I timori dei veterinari

Nei giorni scorsi, la Federazione nazionale degli ordini veterinari italiani aveva manifestato i suoi timori rispetto a un possibile via libera alla mozione: “Una situazione che potrebbe mettere in pericolo la sopravvivenza di molti animali sia nel comparto zootecnico che in quello degli animali da compagnia. In un maldestro tentativo di proteggere l’uso dell’antibiotico nell’uomo e di arginare lo sviluppo dell’antibiotico resistenza, un gruppo di Parlamentari europei ha prodotto una mozione per opporsi alla bozza di un atto delega della Commissione (DEA 2021/2718) riguardante i ‘Criteri per la scelta degli antimicrobici da riservare per il trattamento di alcune infezioni nell’uomo. Vecchie concezioni riguardanti l’uso improprio degli antibiotici nel settore animale ed una errata interpretazione delle raccomandazioni dell’Organizzazione mondiale della sanità (Oms) – ha sottolineato la Fnovi – potrebbero mettere a serio repentaglio non solo la salute animale, ma anche il benessere animale, la salute pubblica e la sicurezza e la salubrità del cibo. È indiscutibile che un animale malato debba essere trattato, specialmente in casi di infezione batterica che lo mettano in pericolo di vita, poiché non esistono altri prodotti in grado di rimpiazzare gli antibiotici nella funzione di trattare le patologie batteriche”.
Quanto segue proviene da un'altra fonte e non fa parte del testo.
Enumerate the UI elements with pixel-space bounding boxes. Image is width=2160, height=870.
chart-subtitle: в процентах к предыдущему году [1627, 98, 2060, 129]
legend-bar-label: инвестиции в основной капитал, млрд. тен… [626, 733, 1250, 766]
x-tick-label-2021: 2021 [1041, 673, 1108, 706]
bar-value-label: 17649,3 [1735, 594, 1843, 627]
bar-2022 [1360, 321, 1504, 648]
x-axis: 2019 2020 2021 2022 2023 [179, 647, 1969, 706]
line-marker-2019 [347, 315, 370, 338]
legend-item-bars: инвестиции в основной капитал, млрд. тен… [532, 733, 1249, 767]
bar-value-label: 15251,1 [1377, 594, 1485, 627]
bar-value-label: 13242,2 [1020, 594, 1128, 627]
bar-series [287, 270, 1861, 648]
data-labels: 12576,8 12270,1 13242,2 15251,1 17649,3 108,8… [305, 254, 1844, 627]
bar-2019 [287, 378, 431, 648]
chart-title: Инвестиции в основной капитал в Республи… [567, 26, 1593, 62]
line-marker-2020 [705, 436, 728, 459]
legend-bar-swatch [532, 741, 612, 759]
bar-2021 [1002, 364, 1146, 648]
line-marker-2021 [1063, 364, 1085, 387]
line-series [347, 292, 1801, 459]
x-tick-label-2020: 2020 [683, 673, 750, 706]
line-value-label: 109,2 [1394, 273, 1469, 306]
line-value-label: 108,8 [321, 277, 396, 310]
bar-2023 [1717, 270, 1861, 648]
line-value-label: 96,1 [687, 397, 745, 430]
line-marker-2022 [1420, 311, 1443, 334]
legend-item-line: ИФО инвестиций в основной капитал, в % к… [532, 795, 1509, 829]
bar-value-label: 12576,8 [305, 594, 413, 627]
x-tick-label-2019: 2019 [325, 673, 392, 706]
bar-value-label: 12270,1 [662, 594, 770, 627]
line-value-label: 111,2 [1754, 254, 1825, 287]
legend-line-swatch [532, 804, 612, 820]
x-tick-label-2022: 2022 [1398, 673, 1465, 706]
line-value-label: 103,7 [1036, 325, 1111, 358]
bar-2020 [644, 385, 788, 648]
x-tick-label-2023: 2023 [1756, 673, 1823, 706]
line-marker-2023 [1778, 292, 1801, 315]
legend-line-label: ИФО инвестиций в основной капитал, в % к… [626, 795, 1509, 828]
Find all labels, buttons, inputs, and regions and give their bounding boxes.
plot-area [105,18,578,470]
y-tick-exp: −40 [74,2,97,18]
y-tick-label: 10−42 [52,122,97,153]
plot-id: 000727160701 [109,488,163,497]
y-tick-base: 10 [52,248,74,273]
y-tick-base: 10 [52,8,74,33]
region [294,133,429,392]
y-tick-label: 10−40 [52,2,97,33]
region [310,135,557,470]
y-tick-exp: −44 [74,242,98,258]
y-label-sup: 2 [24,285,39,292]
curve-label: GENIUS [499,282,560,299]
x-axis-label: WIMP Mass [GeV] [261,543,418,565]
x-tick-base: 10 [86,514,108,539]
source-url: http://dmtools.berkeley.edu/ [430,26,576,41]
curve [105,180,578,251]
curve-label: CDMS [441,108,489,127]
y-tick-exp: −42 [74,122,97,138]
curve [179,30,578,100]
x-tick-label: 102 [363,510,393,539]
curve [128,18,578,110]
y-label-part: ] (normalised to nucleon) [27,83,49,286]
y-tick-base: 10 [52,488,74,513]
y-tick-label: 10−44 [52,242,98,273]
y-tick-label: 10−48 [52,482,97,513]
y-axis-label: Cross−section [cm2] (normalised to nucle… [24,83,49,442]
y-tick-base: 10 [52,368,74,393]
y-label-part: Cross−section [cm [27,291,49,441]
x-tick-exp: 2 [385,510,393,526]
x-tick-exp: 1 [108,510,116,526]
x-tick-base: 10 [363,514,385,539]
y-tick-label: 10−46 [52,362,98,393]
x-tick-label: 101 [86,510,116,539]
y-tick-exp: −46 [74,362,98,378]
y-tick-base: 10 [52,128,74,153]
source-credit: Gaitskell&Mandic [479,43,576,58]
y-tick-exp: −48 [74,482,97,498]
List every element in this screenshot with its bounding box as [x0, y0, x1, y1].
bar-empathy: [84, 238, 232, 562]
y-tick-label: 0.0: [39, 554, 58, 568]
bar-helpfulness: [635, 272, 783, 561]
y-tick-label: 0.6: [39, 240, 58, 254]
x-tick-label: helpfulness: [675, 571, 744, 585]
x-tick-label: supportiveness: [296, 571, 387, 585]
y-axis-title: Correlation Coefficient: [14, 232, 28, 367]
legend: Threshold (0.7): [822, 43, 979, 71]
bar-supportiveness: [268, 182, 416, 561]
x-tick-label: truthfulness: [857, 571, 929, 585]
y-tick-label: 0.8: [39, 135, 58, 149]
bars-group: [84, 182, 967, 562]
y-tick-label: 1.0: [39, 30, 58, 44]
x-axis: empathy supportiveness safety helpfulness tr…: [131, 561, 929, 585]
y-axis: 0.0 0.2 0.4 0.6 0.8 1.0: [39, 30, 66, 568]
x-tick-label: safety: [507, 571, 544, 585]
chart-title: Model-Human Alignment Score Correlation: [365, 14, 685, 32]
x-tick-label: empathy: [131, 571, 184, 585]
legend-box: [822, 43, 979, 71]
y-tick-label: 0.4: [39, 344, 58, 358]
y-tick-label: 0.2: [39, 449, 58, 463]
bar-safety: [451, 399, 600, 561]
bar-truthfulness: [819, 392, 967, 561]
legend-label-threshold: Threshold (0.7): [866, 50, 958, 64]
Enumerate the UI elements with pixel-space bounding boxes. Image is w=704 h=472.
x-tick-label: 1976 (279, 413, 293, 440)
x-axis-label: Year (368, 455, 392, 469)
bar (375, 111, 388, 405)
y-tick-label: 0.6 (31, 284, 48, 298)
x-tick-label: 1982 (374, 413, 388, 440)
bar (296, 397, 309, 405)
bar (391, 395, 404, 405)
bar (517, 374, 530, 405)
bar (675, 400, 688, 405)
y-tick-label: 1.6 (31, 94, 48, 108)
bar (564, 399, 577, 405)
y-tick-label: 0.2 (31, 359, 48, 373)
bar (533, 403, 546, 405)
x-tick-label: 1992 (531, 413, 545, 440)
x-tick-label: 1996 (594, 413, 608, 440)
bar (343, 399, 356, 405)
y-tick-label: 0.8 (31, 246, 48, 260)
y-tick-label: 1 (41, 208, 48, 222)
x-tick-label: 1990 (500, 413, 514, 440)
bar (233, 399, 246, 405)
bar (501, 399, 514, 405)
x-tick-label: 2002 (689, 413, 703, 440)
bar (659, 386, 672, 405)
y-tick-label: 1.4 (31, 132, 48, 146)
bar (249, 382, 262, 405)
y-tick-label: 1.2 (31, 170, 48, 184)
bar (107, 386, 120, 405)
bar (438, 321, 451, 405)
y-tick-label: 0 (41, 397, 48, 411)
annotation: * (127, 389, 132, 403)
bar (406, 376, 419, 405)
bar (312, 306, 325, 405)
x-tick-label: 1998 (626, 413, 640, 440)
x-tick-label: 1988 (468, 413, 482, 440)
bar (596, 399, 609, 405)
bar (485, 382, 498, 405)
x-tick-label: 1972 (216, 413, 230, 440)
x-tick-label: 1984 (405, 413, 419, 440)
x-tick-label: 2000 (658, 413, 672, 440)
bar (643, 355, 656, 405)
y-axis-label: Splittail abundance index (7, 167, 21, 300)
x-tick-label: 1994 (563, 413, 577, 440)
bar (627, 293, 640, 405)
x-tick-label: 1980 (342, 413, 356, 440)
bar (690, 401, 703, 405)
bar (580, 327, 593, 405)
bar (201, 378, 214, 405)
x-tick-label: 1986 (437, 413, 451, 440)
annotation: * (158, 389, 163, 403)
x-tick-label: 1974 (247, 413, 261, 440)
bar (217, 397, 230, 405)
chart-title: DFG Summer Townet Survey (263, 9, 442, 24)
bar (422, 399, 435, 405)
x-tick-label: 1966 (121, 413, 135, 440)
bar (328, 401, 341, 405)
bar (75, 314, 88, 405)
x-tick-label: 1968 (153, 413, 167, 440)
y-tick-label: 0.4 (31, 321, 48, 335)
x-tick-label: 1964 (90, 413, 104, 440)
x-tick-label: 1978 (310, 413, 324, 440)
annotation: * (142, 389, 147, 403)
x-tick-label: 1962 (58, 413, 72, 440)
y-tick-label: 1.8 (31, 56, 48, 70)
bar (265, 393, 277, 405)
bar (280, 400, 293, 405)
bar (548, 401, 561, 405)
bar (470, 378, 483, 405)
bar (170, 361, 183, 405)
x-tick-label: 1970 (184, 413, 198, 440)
L’Associazione nazionale dei medici veterinari (Anmvi), attraverso il suo presidente Marco Melosi, aveva rivolto un appello agli eurodeputati italiani, sottolineando i punti di forza della proposta Ue: “Il draft proposta dalla Commissione individua, su basi scientifiche, i criteri in base ai quali decidere se e quali antimicrobici riservare all’esclusivo impiego in medicina umana in funzione del contrasto della lotta alla resistenza antimicrobica. Lo stesso draft è il risultato di un ragionevole punto di equilibrio fra la necessità di preservare l’efficacia degli antimicrobici e la necessità di trattare le infezioni negli animali; gli animali sono soggetti a malattie che devono essere curate”.